RePack: A repository of repackaged Android apps

Repackaging is a serious threat to the Android ecosystem as it deprives app developers of their benefits, contributes to spreading malware on users' devices, and increases the workload of market maintainers. In the space of six years, the research around this specific issue has produced 57 approaches which do not readily scale to millions of apps or are only evaluated on private datasets without, in general, tool support available to the community. Through a systematic literature review of the subject, we argue that the research is slowing down, where many state-of-the-art approaches have reported high-performance rates on closed datasets, which are unfortunately difficult to replicate and to compare against. We hence propose to reboot the research in repackaged app detection by providing a literature review that summarises the challenges and current solutions for detecting repackaged apps and by providing a large dataset (namely RePack) that supports replications of existing solutions and implications of new research directions. We hope that these contributions will re-activate the direction of detecting repackaged apps and spark innovative approaches going beyond the current state-of-the-art.

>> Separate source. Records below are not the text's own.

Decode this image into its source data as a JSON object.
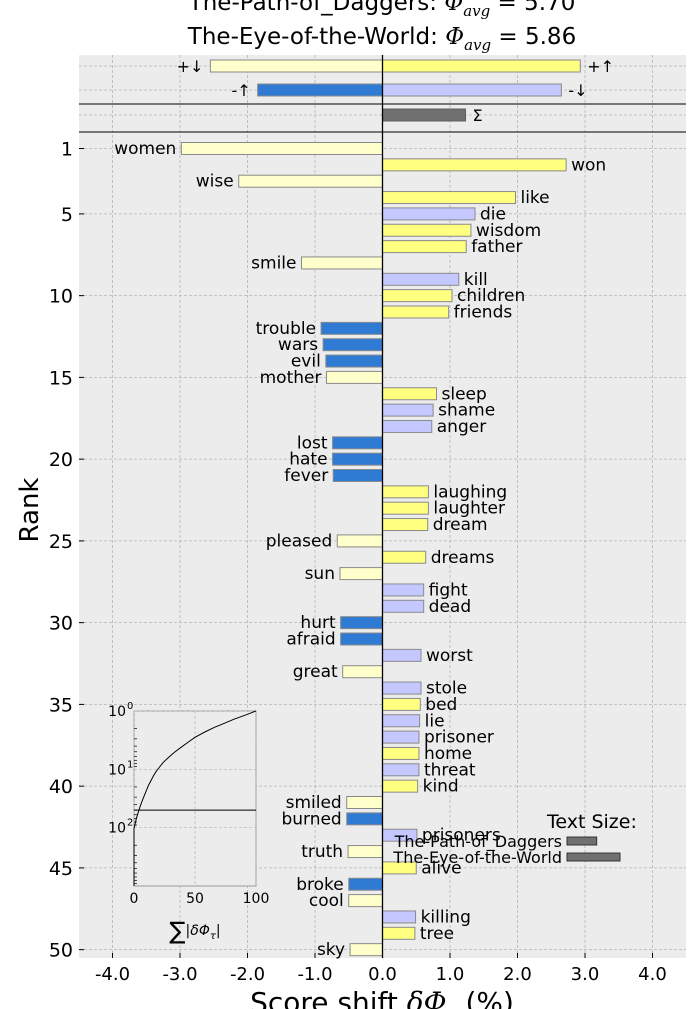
{
  "chart_data": {
    "type": "bar",
    "title_lines": [
      "The-Path-of_Daggers: Φavg = 5.70",
      "The-Eye-of-the-World: Φavg = 5.86"
    ],
    "title_parts": [
      {
        "name": "The-Path-of_Daggers",
        "phi_label": "Φ",
        "phi_sub": "avg",
        "value_text": "= 5.70"
      },
      {
        "name": "The-Eye-of-the-World",
        "phi_label": "Φ",
        "phi_sub": "avg",
        "value_text": "= 5.86"
      }
    ],
    "xlabel": "Score shift δΦτ (%)",
    "xlabel_main": "Score shift ",
    "xlabel_delta": "δΦ",
    "xlabel_sub": "τ",
    "xlabel_unit": " (%)",
    "ylabel": "Rank",
    "xlim": [
      -4.5,
      4.5
    ],
    "xticks": [
      -4,
      -3,
      -2,
      -1,
      0,
      1,
      2,
      3,
      4
    ],
    "xtick_labels": [
      "-4.0",
      "-3.0",
      "-2.0",
      "-1.0",
      "0.0",
      "1.0",
      "2.0",
      "3.0",
      "4.0"
    ],
    "yticks": [
      1,
      5,
      10,
      15,
      20,
      25,
      30,
      35,
      40,
      45,
      50
    ],
    "grid": true,
    "colors": {
      "pos_up": "#ffff80",
      "neg_down": "#ffffcc",
      "neg_up": "#2f7bd4",
      "pos_down": "#c4c8ff",
      "sum": "#707070",
      "background": "#ececec",
      "bar_edge": "#8a8a8a"
    },
    "summary": [
      {
        "label": "+↓",
        "value": -2.55,
        "kind": "neg_down"
      },
      {
        "label": "+↑",
        "value": 2.93,
        "kind": "pos_up"
      },
      {
        "label": "-↑",
        "value": -1.85,
        "kind": "neg_up"
      },
      {
        "label": "-↓",
        "value": 2.65,
        "kind": "pos_down"
      },
      {
        "label": "Σ",
        "value": 1.23,
        "kind": "sum"
      }
    ],
    "words": [
      {
        "rank": 1,
        "word": "women",
        "value": -2.98,
        "kind": "neg_down"
      },
      {
        "rank": 2,
        "word": "won",
        "value": 2.72,
        "kind": "pos_up"
      },
      {
        "rank": 3,
        "word": "wise",
        "value": -2.13,
        "kind": "neg_down"
      },
      {
        "rank": 4,
        "word": "like",
        "value": 1.97,
        "kind": "pos_up"
      },
      {
        "rank": 5,
        "word": "die",
        "value": 1.37,
        "kind": "pos_down"
      },
      {
        "rank": 6,
        "word": "wisdom",
        "value": 1.31,
        "kind": "pos_up"
      },
      {
        "rank": 7,
        "word": "father",
        "value": 1.24,
        "kind": "pos_up"
      },
      {
        "rank": 8,
        "word": "smile",
        "value": -1.2,
        "kind": "neg_down"
      },
      {
        "rank": 9,
        "word": "kill",
        "value": 1.13,
        "kind": "pos_down"
      },
      {
        "rank": 10,
        "word": "children",
        "value": 1.03,
        "kind": "pos_up"
      },
      {
        "rank": 11,
        "word": "friends",
        "value": 0.98,
        "kind": "pos_up"
      },
      {
        "rank": 12,
        "word": "trouble",
        "value": -0.91,
        "kind": "neg_up"
      },
      {
        "rank": 13,
        "word": "wars",
        "value": -0.88,
        "kind": "neg_up"
      },
      {
        "rank": 14,
        "word": "evil",
        "value": -0.84,
        "kind": "neg_up"
      },
      {
        "rank": 15,
        "word": "mother",
        "value": -0.83,
        "kind": "neg_down"
      },
      {
        "rank": 16,
        "word": "sleep",
        "value": 0.8,
        "kind": "pos_up"
      },
      {
        "rank": 17,
        "word": "shame",
        "value": 0.75,
        "kind": "pos_down"
      },
      {
        "rank": 18,
        "word": "anger",
        "value": 0.73,
        "kind": "pos_down"
      },
      {
        "rank": 19,
        "word": "lost",
        "value": -0.74,
        "kind": "neg_up"
      },
      {
        "rank": 20,
        "word": "hate",
        "value": -0.74,
        "kind": "neg_up"
      },
      {
        "rank": 21,
        "word": "fever",
        "value": -0.73,
        "kind": "neg_up"
      },
      {
        "rank": 22,
        "word": "laughing",
        "value": 0.68,
        "kind": "pos_up"
      },
      {
        "rank": 23,
        "word": "laughter",
        "value": 0.68,
        "kind": "pos_up"
      },
      {
        "rank": 24,
        "word": "dream",
        "value": 0.67,
        "kind": "pos_up"
      },
      {
        "rank": 25,
        "word": "pleased",
        "value": -0.67,
        "kind": "neg_down"
      },
      {
        "rank": 26,
        "word": "dreams",
        "value": 0.64,
        "kind": "pos_up"
      },
      {
        "rank": 27,
        "word": "sun",
        "value": -0.63,
        "kind": "neg_down"
      },
      {
        "rank": 28,
        "word": "fight",
        "value": 0.61,
        "kind": "pos_down"
      },
      {
        "rank": 29,
        "word": "dead",
        "value": 0.61,
        "kind": "pos_down"
      },
      {
        "rank": 30,
        "word": "hurt",
        "value": -0.62,
        "kind": "neg_up"
      },
      {
        "rank": 31,
        "word": "afraid",
        "value": -0.62,
        "kind": "neg_up"
      },
      {
        "rank": 32,
        "word": "worst",
        "value": 0.57,
        "kind": "pos_down"
      },
      {
        "rank": 33,
        "word": "great",
        "value": -0.59,
        "kind": "neg_down"
      },
      {
        "rank": 34,
        "word": "stole",
        "value": 0.57,
        "kind": "pos_down"
      },
      {
        "rank": 35,
        "word": "bed",
        "value": 0.56,
        "kind": "pos_up"
      },
      {
        "rank": 36,
        "word": "lie",
        "value": 0.55,
        "kind": "pos_down"
      },
      {
        "rank": 37,
        "word": "prisoner",
        "value": 0.54,
        "kind": "pos_down"
      },
      {
        "rank": 38,
        "word": "home",
        "value": 0.54,
        "kind": "pos_up"
      },
      {
        "rank": 39,
        "word": "threat",
        "value": 0.54,
        "kind": "pos_down"
      },
      {
        "rank": 40,
        "word": "kind",
        "value": 0.52,
        "kind": "pos_up"
      },
      {
        "rank": 41,
        "word": "smiled",
        "value": -0.53,
        "kind": "neg_down"
      },
      {
        "rank": 42,
        "word": "burned",
        "value": -0.53,
        "kind": "neg_up"
      },
      {
        "rank": 43,
        "word": "prisoners",
        "value": 0.51,
        "kind": "pos_down"
      },
      {
        "rank": 44,
        "word": "truth",
        "value": -0.51,
        "kind": "neg_down"
      },
      {
        "rank": 45,
        "word": "alive",
        "value": 0.5,
        "kind": "pos_up"
      },
      {
        "rank": 46,
        "word": "broke",
        "value": -0.5,
        "kind": "neg_up"
      },
      {
        "rank": 47,
        "word": "cool",
        "value": -0.5,
        "kind": "neg_down"
      },
      {
        "rank": 48,
        "word": "killing",
        "value": 0.49,
        "kind": "pos_down"
      },
      {
        "rank": 49,
        "word": "tree",
        "value": 0.48,
        "kind": "pos_up"
      },
      {
        "rank": 50,
        "word": "sky",
        "value": -0.48,
        "kind": "neg_down"
      }
    ],
    "text_size_legend": {
      "title": "Text Size:",
      "entries": [
        {
          "name": "The-Path-of_Daggers",
          "relative_size": 0.56
        },
        {
          "name": "The-Eye-of-the-World",
          "relative_size": 1.0
        }
      ]
    },
    "inset": {
      "xlim": [
        0,
        100
      ],
      "xticks": [
        0,
        50,
        100
      ],
      "ytick_labels": [
        "10",
        "10",
        "10"
      ],
      "ytick_exponents": [
        "0",
        "1",
        "2"
      ],
      "y_scale": "log",
      "xlabel_sum": "∑",
      "xlabel_delta": "|δΦ",
      "xlabel_sub": "τ",
      "xlabel_close": "|",
      "cumulative": {
        "x": [
          100,
          90,
          82,
          74,
          66,
          58,
          50,
          44,
          38,
          33,
          28,
          24,
          21,
          18,
          16,
          14,
          12,
          10,
          8,
          6,
          4,
          2,
          1,
          0
        ],
        "log_rank": [
          0.0,
          0.08,
          0.14,
          0.21,
          0.28,
          0.36,
          0.45,
          0.54,
          0.63,
          0.71,
          0.8,
          0.88,
          0.96,
          1.04,
          1.11,
          1.19,
          1.27,
          1.37,
          1.47,
          1.58,
          1.7,
          1.84,
          1.93,
          2.02
        ]
      },
      "reference_log_rank": 1.699
    }
  }
}
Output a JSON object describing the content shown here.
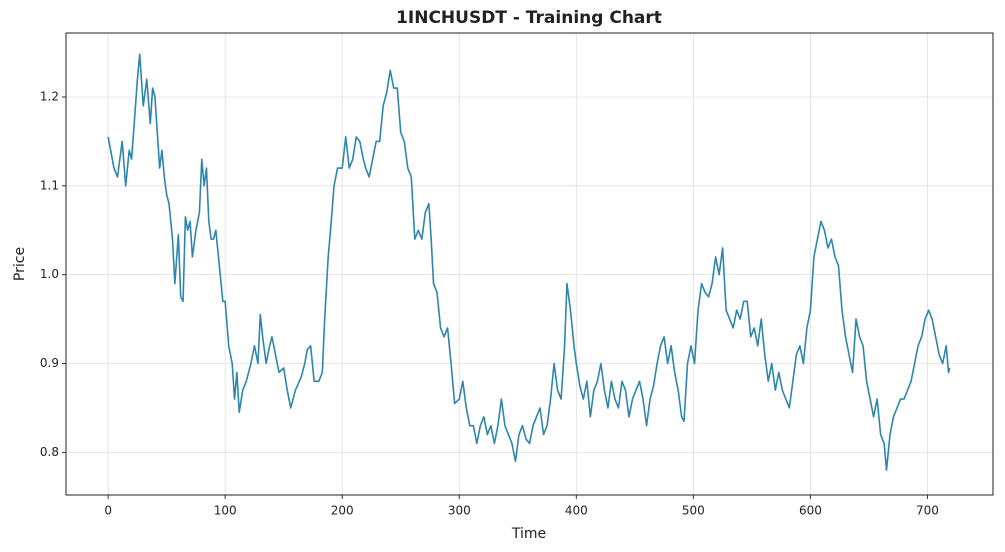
{
  "chart_data": {
    "type": "line",
    "title": "1INCHUSDT - Training Chart",
    "x_label": "Time",
    "y_label": "Price",
    "x": [
      0,
      5,
      8,
      10,
      12,
      15,
      18,
      20,
      22,
      25,
      27,
      30,
      33,
      36,
      38,
      40,
      42,
      44,
      46,
      48,
      50,
      52,
      55,
      57,
      60,
      62,
      64,
      66,
      68,
      70,
      72,
      75,
      78,
      80,
      82,
      84,
      86,
      88,
      90,
      92,
      95,
      98,
      100,
      103,
      106,
      108,
      110,
      112,
      115,
      118,
      122,
      125,
      128,
      130,
      132,
      135,
      138,
      140,
      143,
      146,
      150,
      153,
      156,
      160,
      165,
      168,
      170,
      173,
      176,
      180,
      183,
      185,
      188,
      190,
      193,
      196,
      200,
      203,
      206,
      209,
      212,
      215,
      218,
      220,
      223,
      226,
      229,
      232,
      235,
      238,
      241,
      244,
      247,
      250,
      253,
      256,
      259,
      262,
      265,
      268,
      271,
      274,
      276,
      278,
      281,
      284,
      287,
      290,
      293,
      296,
      300,
      303,
      306,
      309,
      312,
      315,
      318,
      321,
      324,
      327,
      330,
      333,
      336,
      339,
      342,
      345,
      348,
      351,
      354,
      357,
      360,
      363,
      366,
      369,
      372,
      375,
      378,
      381,
      384,
      387,
      390,
      392,
      395,
      398,
      400,
      403,
      406,
      409,
      412,
      415,
      418,
      421,
      424,
      427,
      430,
      433,
      436,
      439,
      442,
      445,
      448,
      451,
      454,
      457,
      460,
      463,
      466,
      469,
      472,
      475,
      478,
      481,
      484,
      487,
      490,
      492,
      495,
      498,
      501,
      504,
      507,
      510,
      513,
      516,
      519,
      522,
      525,
      528,
      531,
      534,
      537,
      540,
      543,
      546,
      549,
      552,
      555,
      558,
      561,
      564,
      567,
      570,
      573,
      576,
      579,
      582,
      585,
      588,
      591,
      594,
      597,
      600,
      603,
      606,
      609,
      612,
      615,
      618,
      621,
      624,
      627,
      630,
      633,
      636,
      639,
      642,
      645,
      648,
      651,
      654,
      657,
      660,
      663,
      665,
      668,
      671,
      674,
      677,
      680,
      683,
      686,
      689,
      692,
      695,
      698,
      701,
      704,
      707,
      710,
      713,
      716,
      718,
      719
    ],
    "series": [
      {
        "name": "Price",
        "color": "#2e86ab",
        "values": [
          1.155,
          1.12,
          1.11,
          1.13,
          1.15,
          1.1,
          1.14,
          1.13,
          1.165,
          1.22,
          1.248,
          1.19,
          1.22,
          1.17,
          1.21,
          1.2,
          1.16,
          1.12,
          1.14,
          1.11,
          1.09,
          1.08,
          1.04,
          0.99,
          1.045,
          0.975,
          0.97,
          1.065,
          1.05,
          1.06,
          1.02,
          1.05,
          1.07,
          1.13,
          1.1,
          1.12,
          1.06,
          1.04,
          1.04,
          1.05,
          1.01,
          0.97,
          0.97,
          0.92,
          0.9,
          0.86,
          0.89,
          0.845,
          0.87,
          0.88,
          0.9,
          0.92,
          0.9,
          0.955,
          0.93,
          0.9,
          0.92,
          0.93,
          0.91,
          0.89,
          0.895,
          0.87,
          0.85,
          0.87,
          0.885,
          0.9,
          0.915,
          0.92,
          0.88,
          0.88,
          0.89,
          0.95,
          1.02,
          1.05,
          1.1,
          1.12,
          1.12,
          1.155,
          1.12,
          1.13,
          1.155,
          1.15,
          1.13,
          1.12,
          1.11,
          1.13,
          1.15,
          1.15,
          1.19,
          1.205,
          1.23,
          1.21,
          1.21,
          1.16,
          1.15,
          1.12,
          1.11,
          1.04,
          1.05,
          1.04,
          1.07,
          1.08,
          1.04,
          0.99,
          0.98,
          0.94,
          0.93,
          0.94,
          0.9,
          0.855,
          0.86,
          0.88,
          0.85,
          0.83,
          0.83,
          0.81,
          0.83,
          0.84,
          0.82,
          0.83,
          0.81,
          0.83,
          0.86,
          0.83,
          0.82,
          0.81,
          0.79,
          0.82,
          0.83,
          0.815,
          0.81,
          0.83,
          0.84,
          0.85,
          0.82,
          0.83,
          0.86,
          0.9,
          0.87,
          0.86,
          0.92,
          0.99,
          0.96,
          0.92,
          0.9,
          0.875,
          0.86,
          0.88,
          0.84,
          0.87,
          0.88,
          0.9,
          0.87,
          0.85,
          0.88,
          0.86,
          0.85,
          0.88,
          0.87,
          0.84,
          0.86,
          0.87,
          0.88,
          0.86,
          0.83,
          0.86,
          0.875,
          0.9,
          0.92,
          0.93,
          0.9,
          0.92,
          0.89,
          0.87,
          0.84,
          0.835,
          0.9,
          0.92,
          0.9,
          0.96,
          0.99,
          0.98,
          0.975,
          0.99,
          1.02,
          1.0,
          1.03,
          0.96,
          0.95,
          0.94,
          0.96,
          0.95,
          0.97,
          0.97,
          0.93,
          0.94,
          0.92,
          0.95,
          0.91,
          0.88,
          0.9,
          0.87,
          0.89,
          0.87,
          0.86,
          0.85,
          0.88,
          0.91,
          0.92,
          0.9,
          0.94,
          0.96,
          1.02,
          1.04,
          1.06,
          1.05,
          1.03,
          1.04,
          1.02,
          1.01,
          0.96,
          0.93,
          0.91,
          0.89,
          0.95,
          0.93,
          0.92,
          0.88,
          0.86,
          0.84,
          0.86,
          0.82,
          0.81,
          0.78,
          0.82,
          0.84,
          0.85,
          0.86,
          0.86,
          0.87,
          0.88,
          0.9,
          0.92,
          0.93,
          0.95,
          0.96,
          0.95,
          0.93,
          0.91,
          0.9,
          0.92,
          0.89,
          0.895
        ]
      }
    ],
    "xlim": [
      -36,
      756
    ],
    "ylim": [
      0.752,
      1.272
    ],
    "xticks": [
      0,
      100,
      200,
      300,
      400,
      500,
      600,
      700
    ],
    "yticks": [
      0.8,
      0.9,
      {
        "value": 1,
        "label": "1.0"
      },
      1.1,
      1.2
    ],
    "grid": true
  }
}
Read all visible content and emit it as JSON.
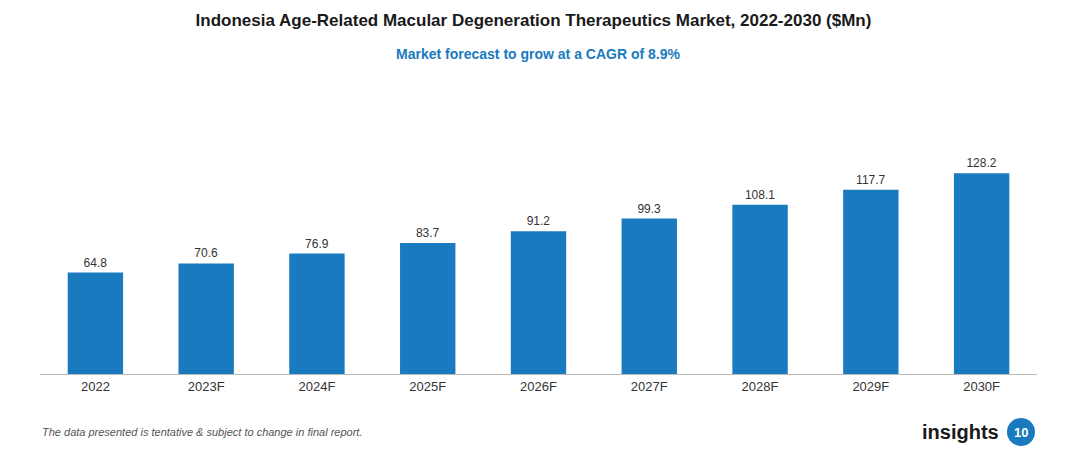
{
  "chart_data": {
    "type": "bar",
    "title": "Indonesia Age-Related Macular Degeneration Therapeutics Market, 2022-2030 ($Mn)",
    "subtitle": "Market forecast to grow at a CAGR of 8.9%",
    "categories": [
      "2022",
      "2023F",
      "2024F",
      "2025F",
      "2026F",
      "2027F",
      "2028F",
      "2029F",
      "2030F"
    ],
    "values": [
      64.8,
      70.6,
      76.9,
      83.7,
      91.2,
      99.3,
      108.1,
      117.7,
      128.2
    ],
    "color": "#1a7abf",
    "ylim": [
      0,
      175
    ],
    "grid": false,
    "data_labels": true,
    "tick_labels": "x",
    "annotations": [
      "The data presented is tentative & subject to change in final report.",
      "insights",
      "10"
    ]
  }
}
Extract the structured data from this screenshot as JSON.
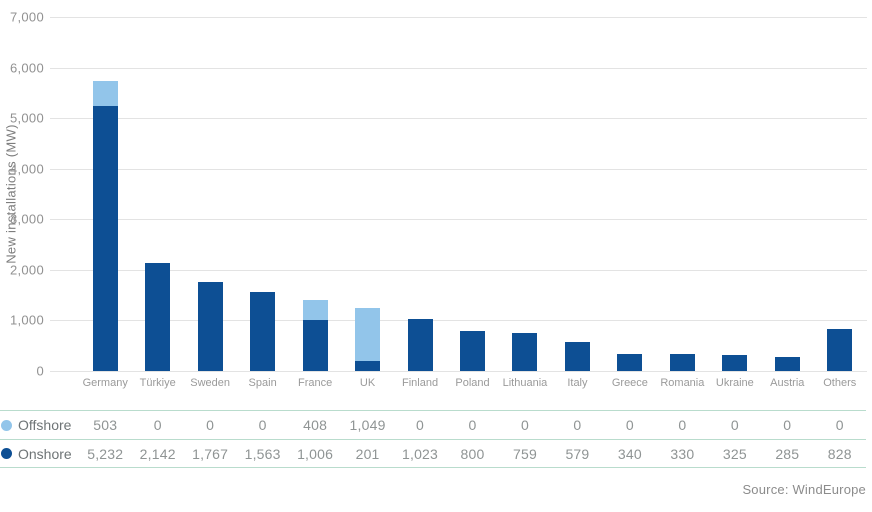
{
  "chart_data": {
    "type": "bar",
    "stacked": true,
    "title": "",
    "xlabel": "",
    "ylabel": "New installations (MW)",
    "ylim": [
      0,
      7000
    ],
    "ytick_step": 1000,
    "grid": true,
    "legend_position": "table-left",
    "categories": [
      "Germany",
      "Türkiye",
      "Sweden",
      "Spain",
      "France",
      "UK",
      "Finland",
      "Poland",
      "Lithuania",
      "Italy",
      "Greece",
      "Romania",
      "Ukraine",
      "Austria",
      "Others"
    ],
    "series": [
      {
        "name": "Offshore",
        "color": "#92c5ea",
        "values": [
          503,
          0,
          0,
          0,
          408,
          1049,
          0,
          0,
          0,
          0,
          0,
          0,
          0,
          0,
          0
        ]
      },
      {
        "name": "Onshore",
        "color": "#0d4f94",
        "values": [
          5232,
          2142,
          1767,
          1563,
          1006,
          201,
          1023,
          800,
          759,
          579,
          340,
          330,
          325,
          285,
          828
        ]
      }
    ]
  },
  "table": {
    "rows": [
      {
        "label": "Offshore",
        "dot_color": "#92c5ea",
        "values": [
          503,
          0,
          0,
          0,
          408,
          1049,
          0,
          0,
          0,
          0,
          0,
          0,
          0,
          0,
          0
        ]
      },
      {
        "label": "Onshore",
        "dot_color": "#0d4f94",
        "values": [
          5232,
          2142,
          1767,
          1563,
          1006,
          201,
          1023,
          800,
          759,
          579,
          340,
          330,
          325,
          285,
          828
        ]
      }
    ]
  },
  "source": "Source: WindEurope",
  "colors": {
    "offshore": "#92c5ea",
    "onshore": "#0d4f94",
    "gridline": "#e3e3e3",
    "table_border": "#b9dccd",
    "axis_text": "#919191"
  }
}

For more information, please check our Paper: Li Li, Tegawendé Bissyandé, Jacques Klein: Rebooting Research on Detecting Repackaged Android Apps: Literature Review and Benchmark, arXiv preprint arXiv:1811.08520, 2018 (PDF, Supplement Document)

RePack

RePack is a repository of over 15,000 repackaged Android app pairs collected from AndroZoo. The SHA256 of the apps are available in the repackaging_pairs.txt file. The actual APKs are available in the AndroZoo dataset, which can be downloaded by giving a SHA256 as input. Please following this page to learn how to download apps from AndroZoo.

Experimental Data

The following experimental data are also made available in this project: (1) the list of reviewed publications, (2) the manual confirmation results obtained when manually evaluating the collected benchmark, and (3) the tools and datasets used for supporting the experiment described in the supplement document.